DPM 2010 fails to backup virtual guests on a Hyper-V Cluster Shared Volume using hardware VSS provider RRS feed

  • Question

  • We have been battling with this problem for 2 years now and have raised calls with Microsoft and EMC both of which have not resulted in a resolution.

    We have an 8 node CSV with about 40 virtual servers on it.  The Hyper-V hosts are Windows 2008 R2 SP1 servers with the Hyper-V role installed and the SAN is a Clarion CX3-10c and we are using the EMC 4.7.1 hardware provider for snaphots. The problem we have is that snapshots are not 'always' getting created on the SAN and the recovery points in DPM fail.  It often takes several attempts to re-run the job before it successfully works.

    The MaxParallelBackups registry key is set to 1 on the DPM server so we are running jobs serially on each node and we have aligned all the VMs so the Hyper-V owner of each VM is the same owner of the CSV that those VMs have their resources on. We have done this to avoid any ownership changes to reduce the risk of failures.  This has had some success and it is not always the same servers that fail which gives this problem an unfortunate degree on intermittency!

    There is no DataSourceGroups.xml anymore after I have tried to implement previously (it's effectiveness unproven though).
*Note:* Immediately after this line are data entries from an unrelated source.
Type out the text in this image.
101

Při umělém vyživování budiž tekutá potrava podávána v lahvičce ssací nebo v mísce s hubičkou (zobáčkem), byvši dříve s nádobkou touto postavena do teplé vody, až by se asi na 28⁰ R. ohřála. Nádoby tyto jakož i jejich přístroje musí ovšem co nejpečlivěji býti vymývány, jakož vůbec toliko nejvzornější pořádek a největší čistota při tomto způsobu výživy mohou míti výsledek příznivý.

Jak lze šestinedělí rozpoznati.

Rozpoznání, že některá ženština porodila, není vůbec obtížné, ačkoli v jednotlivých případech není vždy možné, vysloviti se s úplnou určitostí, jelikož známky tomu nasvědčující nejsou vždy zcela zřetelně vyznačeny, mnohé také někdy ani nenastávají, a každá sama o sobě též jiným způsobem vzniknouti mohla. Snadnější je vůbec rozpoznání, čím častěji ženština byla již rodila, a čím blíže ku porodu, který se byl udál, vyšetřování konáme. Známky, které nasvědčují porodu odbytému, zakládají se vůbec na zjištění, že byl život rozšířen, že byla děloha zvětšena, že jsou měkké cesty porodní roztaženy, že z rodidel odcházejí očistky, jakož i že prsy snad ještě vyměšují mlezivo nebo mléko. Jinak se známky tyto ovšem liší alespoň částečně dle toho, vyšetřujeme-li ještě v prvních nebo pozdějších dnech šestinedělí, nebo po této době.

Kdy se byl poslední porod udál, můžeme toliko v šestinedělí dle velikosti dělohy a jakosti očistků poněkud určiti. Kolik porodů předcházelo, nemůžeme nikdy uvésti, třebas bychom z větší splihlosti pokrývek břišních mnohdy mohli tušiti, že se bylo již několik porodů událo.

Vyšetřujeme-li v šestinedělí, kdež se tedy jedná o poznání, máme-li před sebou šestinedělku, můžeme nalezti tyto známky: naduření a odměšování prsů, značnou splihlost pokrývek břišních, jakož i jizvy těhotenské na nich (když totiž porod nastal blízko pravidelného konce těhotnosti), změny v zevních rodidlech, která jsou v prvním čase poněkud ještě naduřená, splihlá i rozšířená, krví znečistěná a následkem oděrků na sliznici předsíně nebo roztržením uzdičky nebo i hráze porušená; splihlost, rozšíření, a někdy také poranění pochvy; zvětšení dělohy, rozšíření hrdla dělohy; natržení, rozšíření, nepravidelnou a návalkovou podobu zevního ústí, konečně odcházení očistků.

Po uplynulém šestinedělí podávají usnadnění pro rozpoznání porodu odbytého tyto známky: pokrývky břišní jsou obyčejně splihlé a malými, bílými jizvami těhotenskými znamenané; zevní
We get a few days grace sometimes where backups are running with no problems but the longest run of success we have had is about 2-3 weeks which is our most recent run and it's cessation has led me to post this on the forum. Since Wednesday last week we have had regular failures with between 9 - 12 failures each night.  The annoying part of this is that we hadn't made any changes to either DPM or the Cluster which makes no real sense.

    One thing I could do is split the Protection Groups so all the VMs on Hyper-V host1 are in one group, all the ones on Hyper-V host2 in another and so forth, however if anyone could advise me if this will be any help or not before I do it that would be much appreciated as I don't want to do this unless I have to in case I hit capacity problems (most VMs are in one large protection group at present)

    Any help would be much appreciated (I have logs I can attach if anyone would like to see a sample of when the failures occur),



    Thursday, May 1, 2014 2:30 PM